Das war dann schon mehr als die halbe Miete.
Nachdem ich in der Berolinaklinik war und dort auch mit anderen Patienten gesprochen habe, die schon in anderen ähnlichen Einrichtungen waren, bin ich mir recht sicher, dass man da mit Kopfschmerzen und Migräne am Besten aufgehoben ist (und das Essen ist auch sehr o.k.).
Die Berolina hat ein gruppenorientiertes Konzept, das heißt, es gibt nur wenige Einzeltermine. Das muss man vielleicht dazu sagen; ist ja nicht jedermanns Sache. Aber ich glaube, das fanden eher die Psychosomatiker problematisch, kann ich auch verstehen. Die Migräne und Kopfschmerzleutchen waren damit eigentlich ganz zufrieden. Ich finde für unser Krankheitsbild funktioniert das auch gut. Es geht ja viel um Wissensvermittlung.

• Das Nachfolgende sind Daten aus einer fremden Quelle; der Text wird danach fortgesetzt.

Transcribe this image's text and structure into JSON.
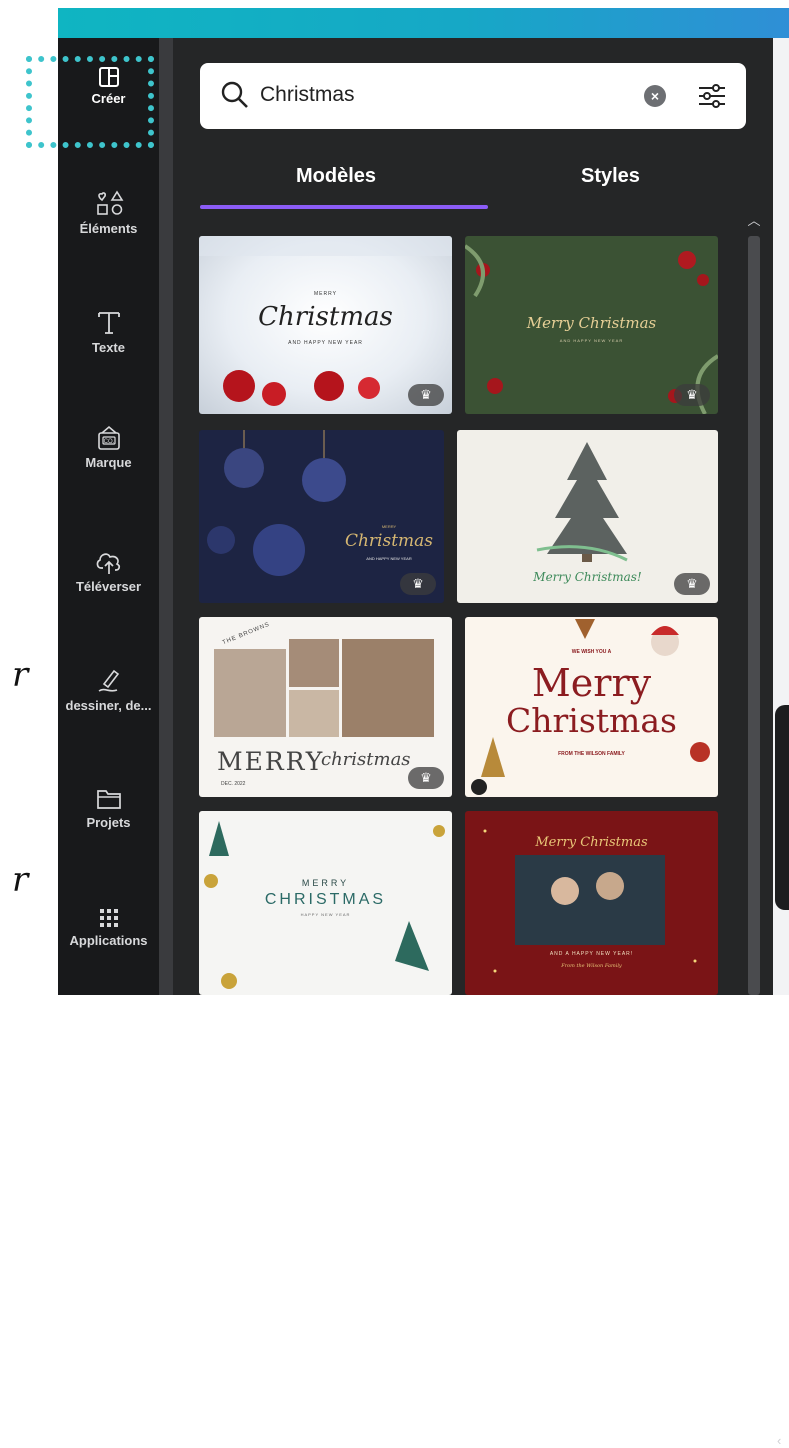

Apropos „Psychosomatiker“, das hat mich am Anfang etwas irritiert: Migräne und Kopfschmerzen werden immer in der Abteilung für Psychosomatik mit untergebracht. Das ist in jeder Rehaklinik so, hat mir eine freundliche Frau von der Rentenkasse erklärt. Da muss man natürlich aufpassen, dass man nicht in einer Klinik landet, die das auch als rein psychosomatische Erkrankung sieht. Ich habe mit einer Klinik telefoniert, die haben mir am Telefon lauter Sachen darüber gesagt, welche Ursachen Migräne nach deren Vorstellung hat (nämlich rein psychosomatische) und wie sie die dementsprechend behandeln würden. Da wäre ich wahrscheinlich nicht glücklich geworden.

Und ich habe mir viele Erfahrungsberichte von anderen Reha-Erfahrenen online durchgelesen. Das hat mich auch ziemlich beruhigt. Die meisten war sehr positiv. Viele gehen nur widerstrebend in die Reha und erleben dann eine angenehme Überraschung. So ging es mir dann auch, später mehr…

Mittlerweile bin ich in meiner zweiten Reha – diesmal auf Wunsch des Arbeitsamtes – und bin auf meinen Wunsch wieder in die Berolina gegangen.
Da ich grad aktuell in der Rehaklinik weile, schreibe ich bald noch ein bisschen mehr zum dem Thema.